There are $n$ cards placed in a queue called a deck. At any moment, Bob is only able to play the cards that are currently placed in the first $k$ positions in the deck. In each turn, Bob selects a card placed in the first $k$ positions, removes it from the deck, plays it, and then places the same card back at the bottom of the deck. In other words, in each turn an element from the first $k$ elements in the queue is selected, moved to the end of the queue, and all elements placed after it are moved one index to the front.

One card is called the win-condition, and Bob wants to play it as many times as possible. However, each card also has a cost needed to play. The $i$-th card (initially placed at the $i$-th position) costs Bob $a_i$ energy every time it is played. The total cost of cards played must not exceed $m$. Initially, the win-condition card is placed at the $p$-th place in the queue.

You need to find out the maximum number of times the win-condition card can be played, ensuring that the total cost does not exceed $m$.

Input

Each test contains multiple test cases. The first line contains the number of test cases $t$ ($1 \le t \le 5000$). The description of the test cases follows.

The first line of each test case contains four integers $n,k,p,m$ ($1\le k,p\le n\le 5000$, $1\le m\le 5000$), denoting the number of cards, the number of cards that are playable at a time, the initial position of the win-condition, and the total energy available.

The second line of each test case contains $n$ integers $a_1,a_2,\ldots,a_n$ ($1\le a_i\le m$) denoting the cost of each card.

It is guaranteed that the sum of $n$ over all test cases does not exceed $5000$.

Output

For each test case, output one integer in one line, denoting the maximum times the win-condition can be played.

Note

In the first test case, we can only play the first card in the deck, and playing it will use all the energy. Since the win-condition is the second card, we can't play it before energy runs out. Therefore, the answer is $0$.

In the second test case, we can play all the cards in the deck. The optimal strategy is obviously only playing the win-condition. Since it costs $1$ energy to play and we have $6$ energy in total, we can play it $6$ times before energy runs out.
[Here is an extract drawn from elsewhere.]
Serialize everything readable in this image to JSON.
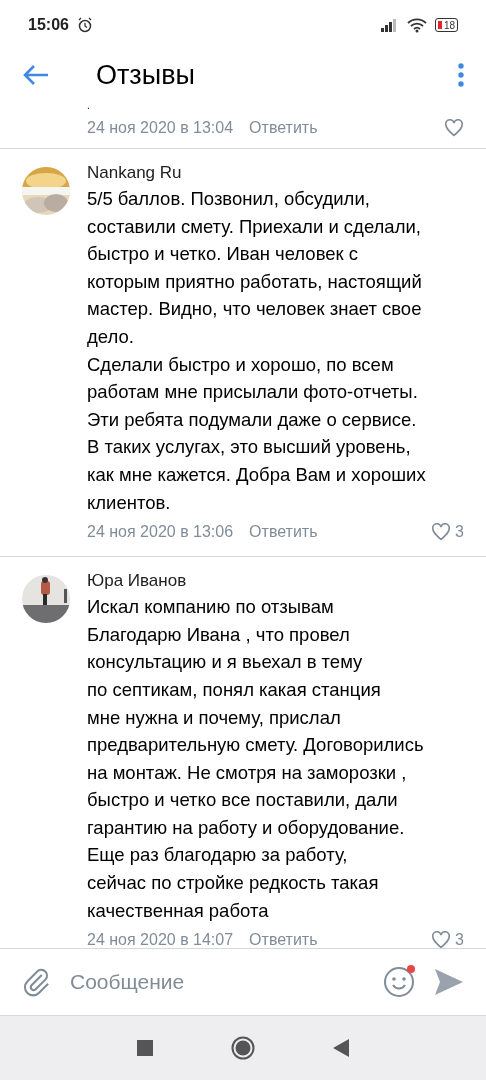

Therefore, the answer is $6$.

In the third test case, we can play cards as follows: (the win condition is colored red)

The initial deck is $[2,\color{red}{1},2]$.

Play the first card: The deck becomes $[\color{red}{1},2,2]$.

Play the first card again: The deck becomes $[2,2,\color{red}{1}]$.

Play the first card once again: The deck becomes $[2,\color{red}{1},2]$.

Play the second card: The deck becomes $[2,2,\color{red}{1}]$.

In the process, we have played the win-condition for $2$ times, and we used $6$ energy in total. It can be shown that no strategy allows us to play the win-condition more than $2$ times with no more than $6$ points of energy; therefore, the answer is $2$.

In the fourth test case, it can be shown that we can play the win-condition no more than once. This is achievable by always playing the $4$-th card in the deck. Therefore, the answer is $1$.

Samples

4
2 1 2 42
42 1
3 3 2 6
2 1 2
3 2 2 6
2 1 2
8 4 7 10
3 4 4 2 1 1 4 2

0
6
2
1